So, another “investor” has landed, but instead of a taxi to a five-star hotel, he got a one-way trip to the backrooms of a police station. Ige Nasa, a 37-year-old holding both Somali and Australian passports, thought he could waltz through JKIA’s Terminal 1A like he owns the place. He arrived from Johannesburg on a Kenya Airways flight, probably expecting the usual Nairobi breeze and a quick exit to the “soft life,” but the only thing waiting for him was an immigration alert that has been active since January.

Let’s be real, the “dual citizen” tag is often just a fancy cover for people who think they can play both sides of the law. You make your mess in Australia, fly over here to hide or “invest,” and hope the Kenyan system is too lazy to notice. But for once, the immigration control desk actually had their eyes open. It turns out Nasa was flagged for “obtaining money by false pretences” - the polite, legal term for being a common con artist who thinks everyone else is a fool.

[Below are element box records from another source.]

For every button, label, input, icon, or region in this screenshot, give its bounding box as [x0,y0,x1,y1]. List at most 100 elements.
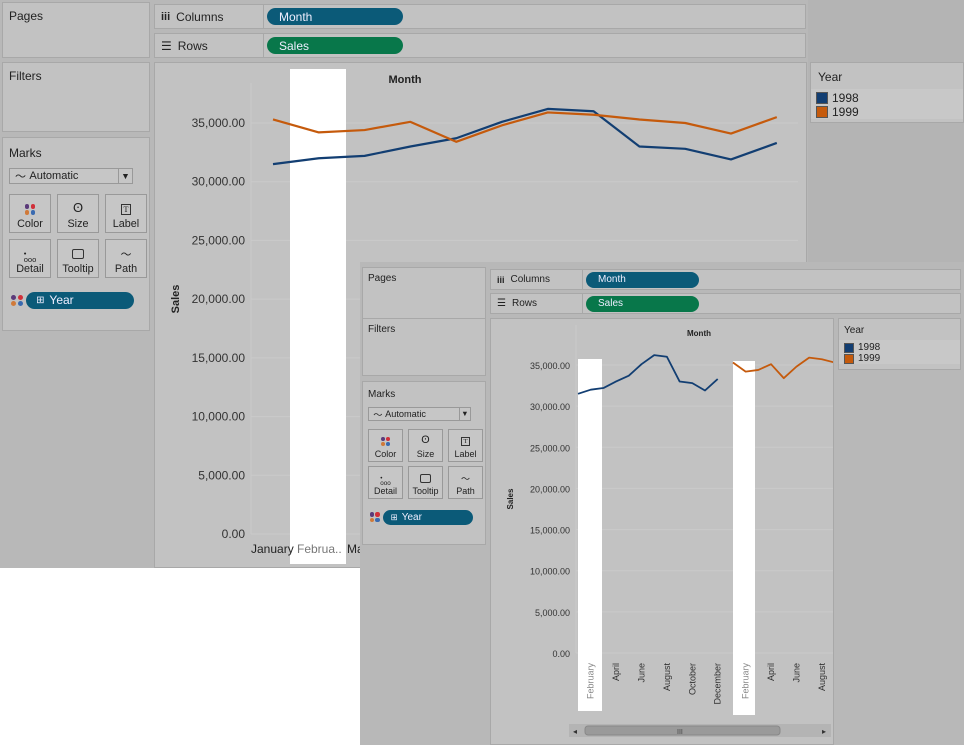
y-tick-label: 0.00 [222,527,246,541]
foreground-window: Pages Filters Marks 〜 Automatic ▼ Color … [360,262,964,745]
legend-item-1999[interactable]: 1999 [839,353,960,364]
size-button[interactable]: ʘ Size [57,194,99,234]
marks-title: Marks [368,389,396,400]
year-legend: Year 1998 1999 [810,62,964,123]
y-tick-label: 30,000.00 [192,175,246,189]
mark-type-dropdown[interactable]: 〜 Automatic ▼ [367,407,472,421]
path-button[interactable]: 〜 Path [448,466,483,499]
legend-swatch [816,106,828,118]
label-icon: T [120,201,132,218]
sales-line-chart: 0.00 5,000.00 10,000.00 15,000.00 20,000.00 2… [170,69,798,564]
grip-icon: III [677,729,683,736]
y-tick-label: 20,000.00 [530,484,570,494]
size-button[interactable]: ʘ Size [408,429,443,462]
y-tick-label: 10,000.00 [192,410,246,424]
y-axis-title: Sales [506,488,515,509]
legend-item-1999[interactable]: 1999 [811,105,963,119]
y-tick-label: 10,000.00 [530,567,570,577]
path-button[interactable]: 〜 Path [105,238,147,278]
legend-item-1998[interactable]: 1998 [839,342,960,353]
filters-panel[interactable]: Filters [362,318,486,376]
mark-type-dropdown[interactable]: 〜 Automatic ▼ [8,168,133,185]
highlight-bar [578,359,602,711]
chevron-down-icon[interactable]: ▼ [118,169,131,184]
scroll-right-icon: ▸ [822,727,826,736]
highlight-bar [733,361,755,715]
x-tick-label: February [741,663,751,700]
x-tick-label: August [662,663,672,692]
columns-label: Columns [510,274,550,285]
columns-shelf[interactable]: iii Columns Month [154,4,806,29]
expand-icon: ⊞ [36,294,45,306]
rows-label: Rows [177,38,208,53]
label-button[interactable]: T Label [448,429,483,462]
color-icon [24,201,36,218]
legend-swatch [844,353,854,364]
filters-title: Filters [368,324,396,335]
line-mark-icon: 〜 [15,171,27,184]
x-tick-label: Ma [347,542,364,556]
color-icon [370,512,380,523]
color-button[interactable]: Color [368,429,403,462]
detail-icon: • ooo [380,474,391,487]
x-tick-label: April [611,663,621,681]
path-icon: 〜 [120,248,132,261]
x-tick-label: June [791,663,801,683]
size-icon: ʘ [72,200,84,216]
year-legend: Year 1998 1999 [838,318,961,370]
y-tick-label: 35,000.00 [530,361,570,371]
columns-icon: iii [161,10,171,23]
month-pill[interactable]: Month [586,271,699,288]
blank-area [0,568,360,745]
sales-pill[interactable]: Sales [586,295,699,312]
year-pill[interactable]: ⊞ Year [382,510,473,525]
mark-type-value: Automatic [385,408,426,419]
series-line-1999 [272,111,778,143]
x-tick-label: February [586,663,596,700]
x-tick-label: January [251,542,294,556]
size-icon: ʘ [421,434,430,447]
color-button[interactable]: Color [9,194,51,234]
filters-title: Filters [9,69,42,83]
chevron-down-icon[interactable]: ▼ [458,408,470,420]
rows-shelf[interactable]: ☰ Rows Sales [154,33,806,58]
tooltip-button[interactable]: Tooltip [408,466,443,499]
chart-title: Month [687,329,711,338]
filters-panel[interactable]: Filters [2,62,150,132]
pages-title: Pages [368,273,397,284]
chart-title: Month [389,74,422,86]
detail-button[interactable]: • ooo Detail [368,466,403,499]
scroll-left-icon: ◂ [573,727,577,736]
x-tick-label: June [637,663,647,683]
color-icon [381,434,390,448]
chart-view: 0.00 5,000.00 10,000.00 15,000.00 20,000.00 2… [490,318,834,745]
x-tick-label: August [817,663,827,692]
y-tick-label: 20,000.00 [192,292,246,306]
y-tick-label: 5,000.00 [535,608,570,618]
color-icon [11,294,23,307]
pages-title: Pages [9,9,44,23]
year-pill[interactable]: ⊞ Year [26,291,135,309]
legend-swatch [844,342,854,353]
sales-pill[interactable]: Sales [267,37,403,54]
month-pill[interactable]: Month [267,8,403,25]
rows-shelf[interactable]: ☰ Rows Sales [490,293,961,314]
tooltip-button[interactable]: Tooltip [57,238,99,278]
detail-icon: • ooo [23,248,37,264]
rows-icon: ☰ [497,298,506,309]
marks-panel: Marks 〜 Automatic ▼ Color ʘ Size T Label •… [362,381,486,545]
marks-title: Marks [9,146,42,161]
columns-shelf[interactable]: iii Columns Month [490,269,961,290]
path-icon: 〜 [460,474,470,484]
label-icon: T [461,434,470,448]
scrollbar-thumb[interactable] [584,725,781,736]
marks-panel: Marks 〜 Automatic ▼ Color ʘ Size T Label •… [2,137,150,331]
sales-line-chart: 0.00 5,000.00 10,000.00 15,000.00 20,000.00 2… [506,325,833,737]
detail-button[interactable]: • ooo Detail [9,238,51,278]
x-tick-label: December [713,663,723,705]
legend-swatch [816,92,828,104]
legend-item-1998[interactable]: 1998 [811,91,963,105]
y-tick-label: 15,000.00 [530,526,570,536]
pages-panel[interactable]: Pages [2,2,150,58]
label-button[interactable]: T Label [105,194,147,234]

He was processed at the JKIA Police Station and handed over to the Directorate of Criminal Investigations (DCI). We know the drill. The DCI will post some dramatic prose on social media, the public will cheer for “justice,” and then the slow, grinding, and often corrupt wheels of Kenyan “justice” will start turning. In a city where everyone is looking for a shortcut to wealth, Nasa is just another face in a crowded gallery of people who think honesty is a lifestyle they can’t afford.

It’s almost dark comedy how we focus on these individual scammers while the entire country is sinking under a much bigger, state-sanctioned fraud. While the police are busy catching one guy at the airport, the rest of us are suffocating under The IMF Debt Trap Killing Kenyan Dreams. Our economy is so broken and our leaders are so compromised that “obtaining money by false pretences” has practically become a survival strategy for the elite and the wannabes alike.

Don’t hold your breath for a conviction or the return of any stolen funds. In Nairobi, if you have enough Australian dollars or the right connections, the “false pretences” usually find a way to evaporate into thin air. By next week, don’t be surprised if this guy is seen sipping expensive whiskey in a Kilimani lounge while the case file mysteriously catches a cold. Welcome to the 254, where the only real crime is being poor enough to stay in jail.